We stepped out into the pristine lobby, a mixture of shiny marble and brass fixtures. The cream-colored walls were speckled with scaleflies though, and as we stepped out of the elevator car more of them flitted through the air in front of me.
“Look,” Vamp said, pointing.
I waved flies away from my face as we approached a short corridor that extended off the lobby. At the end stood a set of heavy glass double doors with swarming black bodies clustered in the corners. A badge scanner had been mounted on the wall next to the entrance.

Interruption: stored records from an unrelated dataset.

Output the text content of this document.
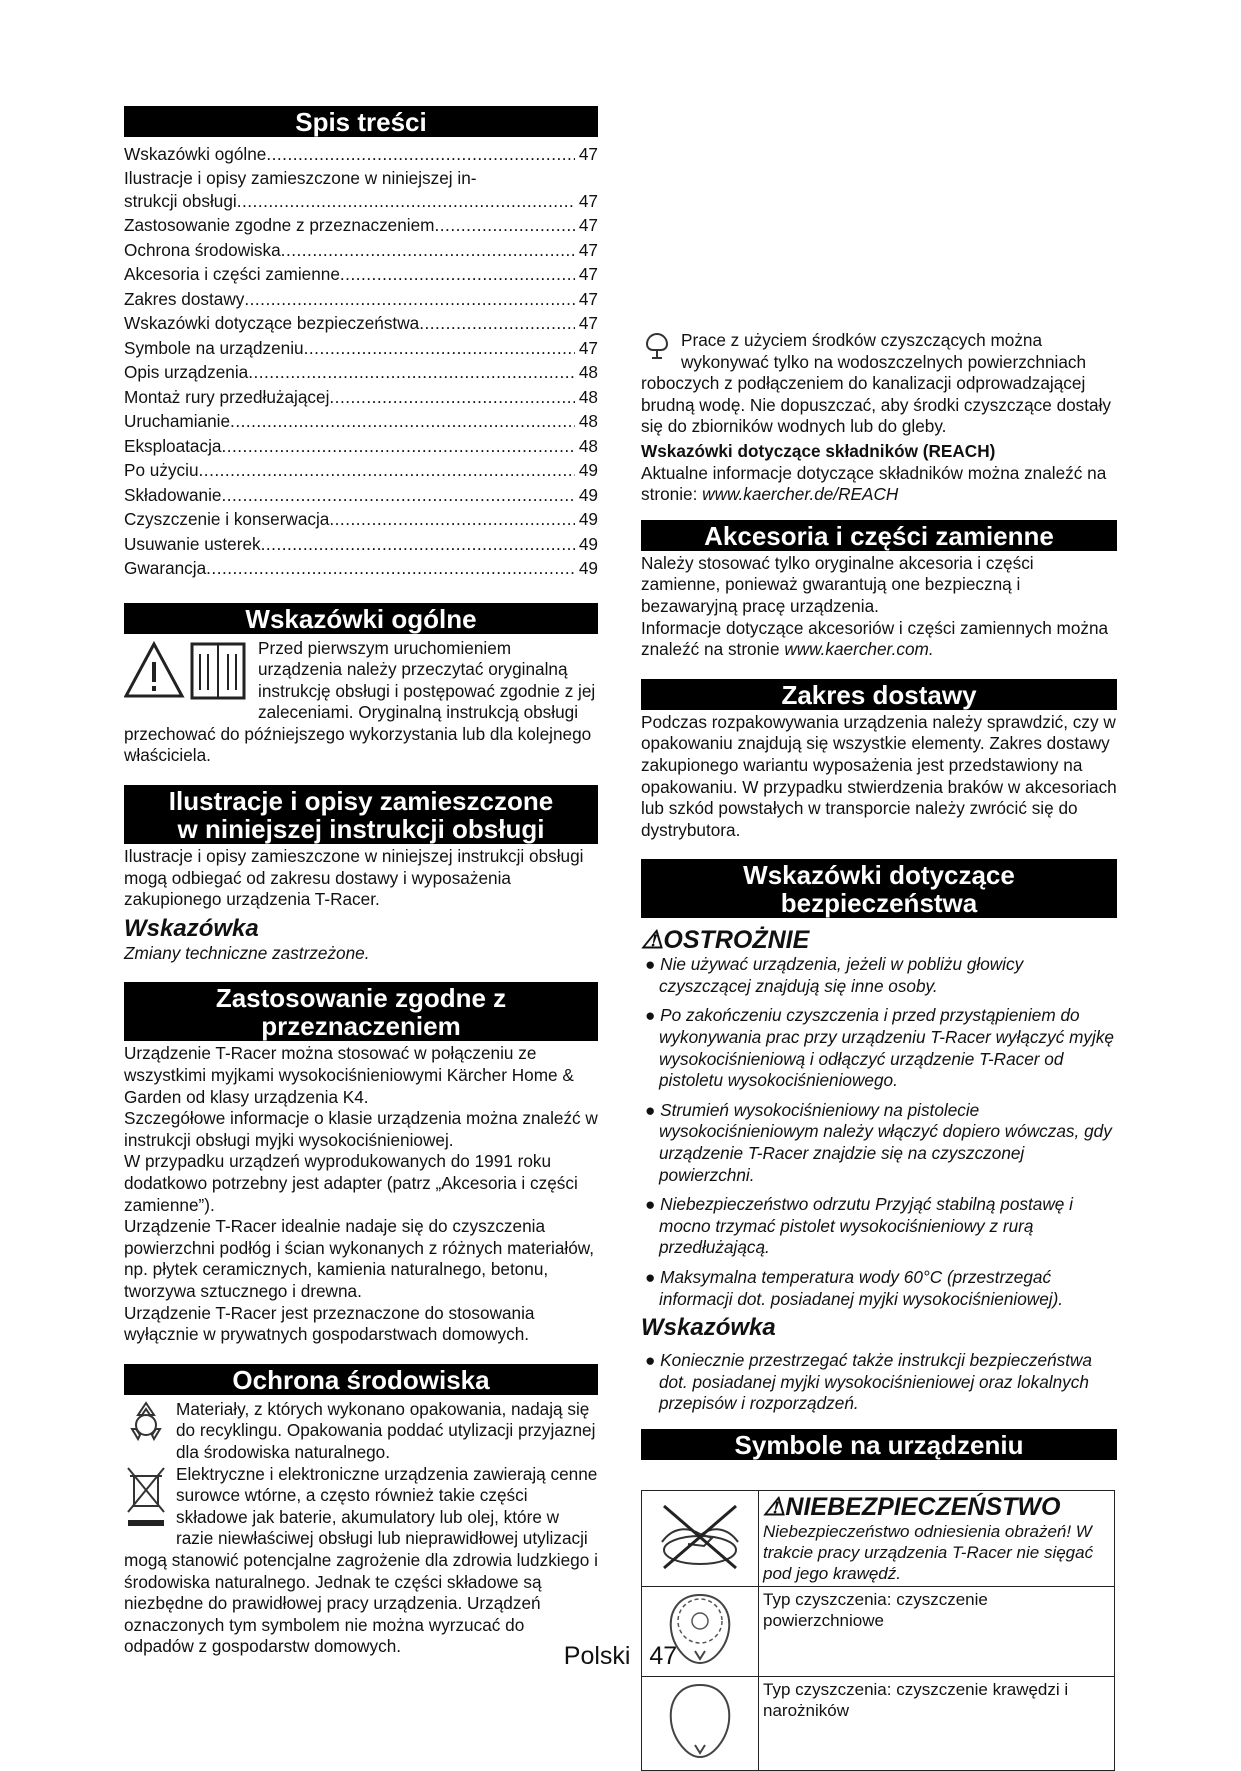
Spis treści
Wskazówki ogólne .....	47
Ilustracje i opisy zamieszczone w niniejszej in-
strukcji obsługi .....	47
Zastosowanie zgodne z przeznaczeniem .....	47
Ochrona środowiska .....	47
Akcesoria i części zamienne .....	47
Zakres dostawy .....	47
Wskazówki dotyczące bezpieczeństwa .....	47
Symbole na urządzeniu .....	47
Opis urządzenia .....	48
Montaż rury przedłużającej .....	48
Uruchamianie .....	48
Eksploatacja .....	48
Po użyciu .....	49
Składowanie .....	49
Czyszczenie i konserwacja .....	49
Usuwanie usterek .....	49
Gwarancja .....	49
Wskazówki ogólne

Przed pierwszym uruchomieniem urządzenia należy przeczytać oryginalną instrukcję obsługi i postępować zgodnie z jej zaleceniami. Oryginalną instrukcją obsługi przechować do późniejszego wykorzystania lub dla kolejnego właściciela.

Ilustracje i opisy zamieszczone
w niniejszej instrukcji obsługi

Ilustracje i opisy zamieszczone w niniejszej instrukcji obsługi mogą odbiegać od zakresu dostawy i wyposażenia zakupionego urządzenia T-Racer.

Wskazówka

Zmiany techniczne zastrzeżone.

Zastosowanie zgodne z
przeznaczeniem

Urządzenie T-Racer można stosować w połączeniu ze wszystkimi myjkami wysokociśnieniowymi Kärcher Home & Garden od klasy urządzenia K4.

Szczegółowe informacje o klasie urządzenia można znaleźć w instrukcji obsługi myjki wysokociśnieniowej.

W przypadku urządzeń wyprodukowanych do 1991 roku dodatkowo potrzebny jest adapter (patrz „Akcesoria i części zamienne”).

Urządzenie T-Racer idealnie nadaje się do czyszczenia powierzchni podłóg i ścian wykonanych z różnych materiałów, np. płytek ceramicznych, kamienia naturalnego, betonu, tworzywa sztucznego i drewna.

Urządzenie T-Racer jest przeznaczone do stosowania wyłącznie w prywatnych gospodarstwach domowych.

Ochrona środowiska

Materiały, z których wykonano opakowania, nadają się do recyklingu. Opakowania poddać utylizacji przyjaznej dla środowiska naturalnego.

Elektryczne i elektroniczne urządzenia zawierają cenne surowce wtórne, a często również takie części składowe jak baterie, akumulatory lub olej, które w razie niewłaściwej obsługi lub nieprawidłowej utylizacji mogą stanowić potencjalne zagrożenie dla zdrowia ludzkiego i środowiska naturalnego. Jednak te części składowe są niezbędne do prawidłowej pracy urządzenia. Urządzeń oznaczonych tym symbolem nie można wyrzucać do odpadów z gospodarstw domowych.

Prace z użyciem środków czyszczących można wykonywać tylko na wodoszczelnych powierzchniach roboczych z podłączeniem do kanalizacji odprowadzającej brudną wodę. Nie dopuszczać, aby środki czyszczące dostały się do zbiorników wodnych lub do gleby.

Wskazówki dotyczące składników (REACH)

Aktualne informacje dotyczące składników można znaleźć na stronie: www.kaercher.de/REACH

Akcesoria i części zamienne

Należy stosować tylko oryginalne akcesoria i części zamienne, ponieważ gwarantują one bezpieczną i bezawaryjną pracę urządzenia.

Informacje dotyczące akcesoriów i części zamiennych można znaleźć na stronie www.kaercher.com.

Zakres dostawy

Podczas rozpakowywania urządzenia należy sprawdzić, czy w opakowaniu znajdują się wszystkie elementy. Zakres dostawy zakupionego wariantu wyposażenia jest przedstawiony na opakowaniu. W przypadku stwierdzenia braków w akcesoriach lub szkód powstałych w transporcie należy zwrócić się do dystrybutora.

Wskazówki dotyczące
bezpieczeństwa
⚠OSTROŻNIE

● Nie używać urządzenia, jeżeli w pobliżu głowicy czyszczącej znajdują się inne osoby.

● Po zakończeniu czyszczenia i przed przystąpieniem do wykonywania prac przy urządzeniu T-Racer wyłączyć myjkę wysokociśnieniową i odłączyć urządzenie T-Racer od pistoletu wysokociśnieniowego.

● Strumień wysokociśnieniowy na pistolecie wysokociśnieniowym należy włączyć dopiero wówczas, gdy urządzenie T-Racer znajdzie się na czyszczonej powierzchni.

● Niebezpieczeństwo odrzutu Przyjąć stabilną postawę i mocno trzymać pistolet wysokociśnieniowy z rurą przedłużającą.

● Maksymalna temperatura wody 60°C (przestrzegać informacji dot. posiadanej myjki wysokociśnieniowej).

Wskazówka

● Koniecznie przestrzegać także instrukcji bezpieczeństwa dot. posiadanej myjki wysokociśnieniowej oraz lokalnych przepisów i rozporządzeń.

Symbole na urządzeniu

⚠NIEBEZPIECZEŃSTWO

Niebezpieczeństwo odniesienia obrażeń! W trakcie pracy urządzenia T-Racer nie sięgać pod jego krawędź.

Typ czyszczenia: czyszczenie powierzchniowe

Typ czyszczenia: czyszczenie krawędzi i narożników

Polski 47
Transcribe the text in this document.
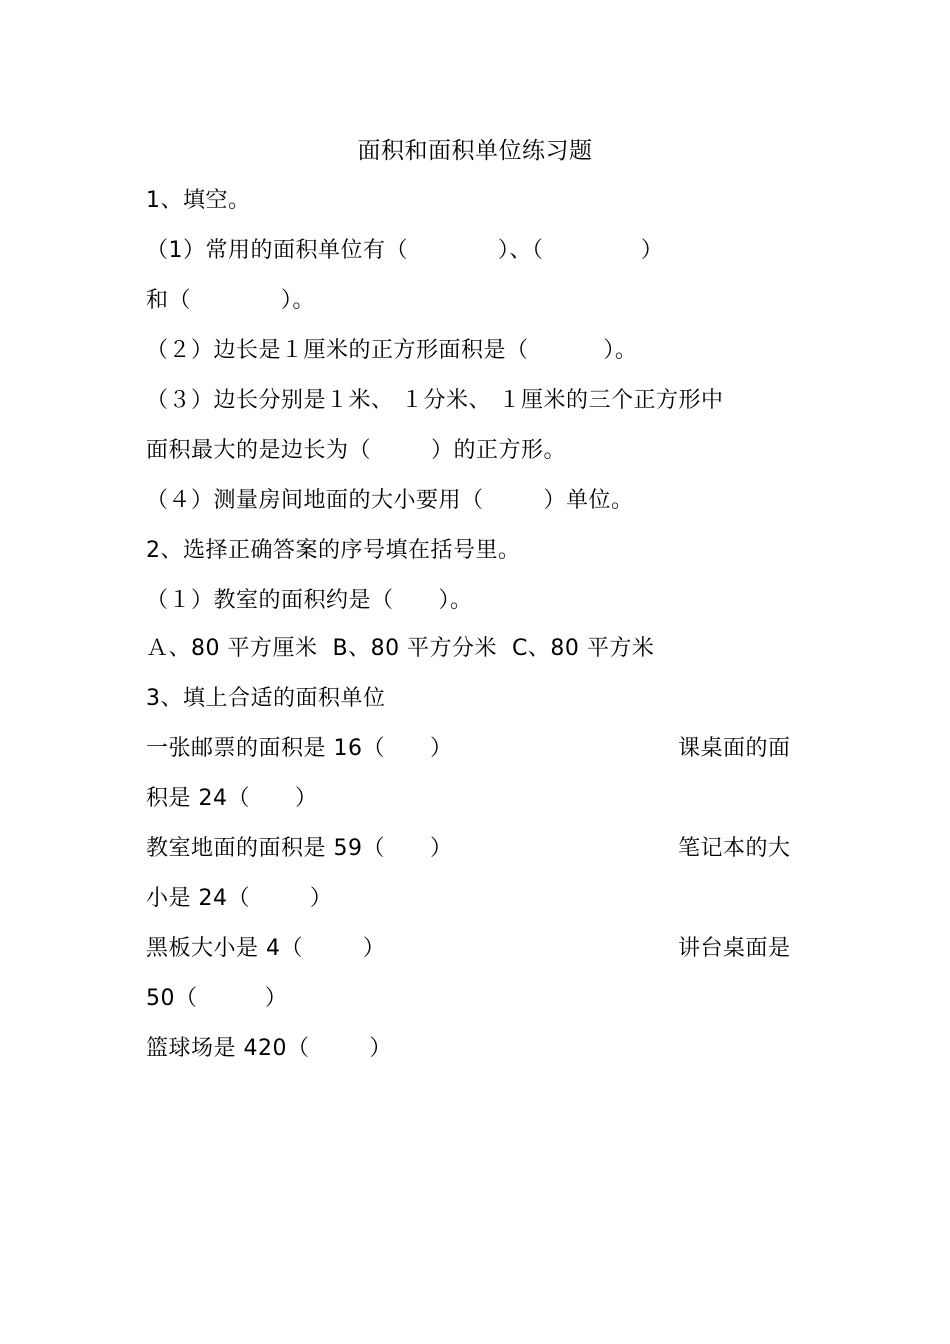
面积和面积单位练习题
1、填空。
（1）常用的面积单位有（            ）、（             ）
和（            ）。
（２）边长是１厘米的正方形面积是（          ）。
（３）边长分别是１米、 １分米、 １厘米的三个正方形中
面积最大的是边长为（        ）的正方形。
（４）测量房间地面的大小要用（        ）单位。
2、选择正确答案的序号填在括号里。
（１）教室的面积约是（      ）。
Ａ、80 平方厘米  B、80 平方分米  C、80 平方米
3、填上合适的面积单位
一张邮票的面积是 16（      ）	课桌面的面
积是 24（      ）
教室地面的面积是 59（      ）	笔记本的大
小是 24（        ）
黑板大小是 4（        ）	讲台桌面是
50（         ）
篮球场是 420（        ）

I headed toward them, disturbing more of the flies and sending them buzzing in a cloud, some bouncing off the walls and others flitting past in a stream before settling back down. I slapped my arm as one of them bit me, and wiped it on my pant leg.
Above me something sparked, and the tube bulbs there flickered, casting shifting shadows across the floor. Somewhere farther in, a machine began to wind up and the vibrations grew, rattling the doors in their frames.
“Hold up,” Vamp said, pointing.
Through the doors a pair of shadows moved, and I heard footsteps following them. I waved for the others to get down and we crouched, waiting for them to pass.
Something slammed, and I heard the footsteps of many people sprinting away in the distance.
“…this is it,” a man’s voice echoed from somewhere down the corridor. “It’s really happening… Gohan help us….”
“Sam,” Vamp said, grabbing me by the shoulders. “Gohan’s going to have every one of his guys looking for us. We came here to get Alexei, and we got him. We need to get out of here.”
“Vamp, if this thing is real, we can’t just leave it.”
“We won’t,” Vamp said. “We’ll come back—”
“We’re not ever getting back in here,” I said. “Once they figure out how you and Shuang got into the grid, they’ll plug the holes and you won’t ever get back in there, either. We have to do this now.”
I crossed through a cloud of flies down to the corridor bend. Turning the way the others had come from, we headed farther in to an area where the walls were covered in clean, white paint and the floor carpeted a brilliant red.
“…this time?” a woman’s voice shouted from somewhere up ahead. “I’m getting out of here!”
Another voice, a man, responded, “Where is Gohan? Has anyone seen or heard from Gohan?”
The power faltered again, and the lights flickered out. The machine didn’t wind down this time, though, in fact if anything the vibrations grew stronger. People gasped in the distance as the floor shook so violently that I nearly stumbled. Metal squealed, followed by a series of booms, and through the window at the opposite end of the corridor I saw something break loose from the building face and fall.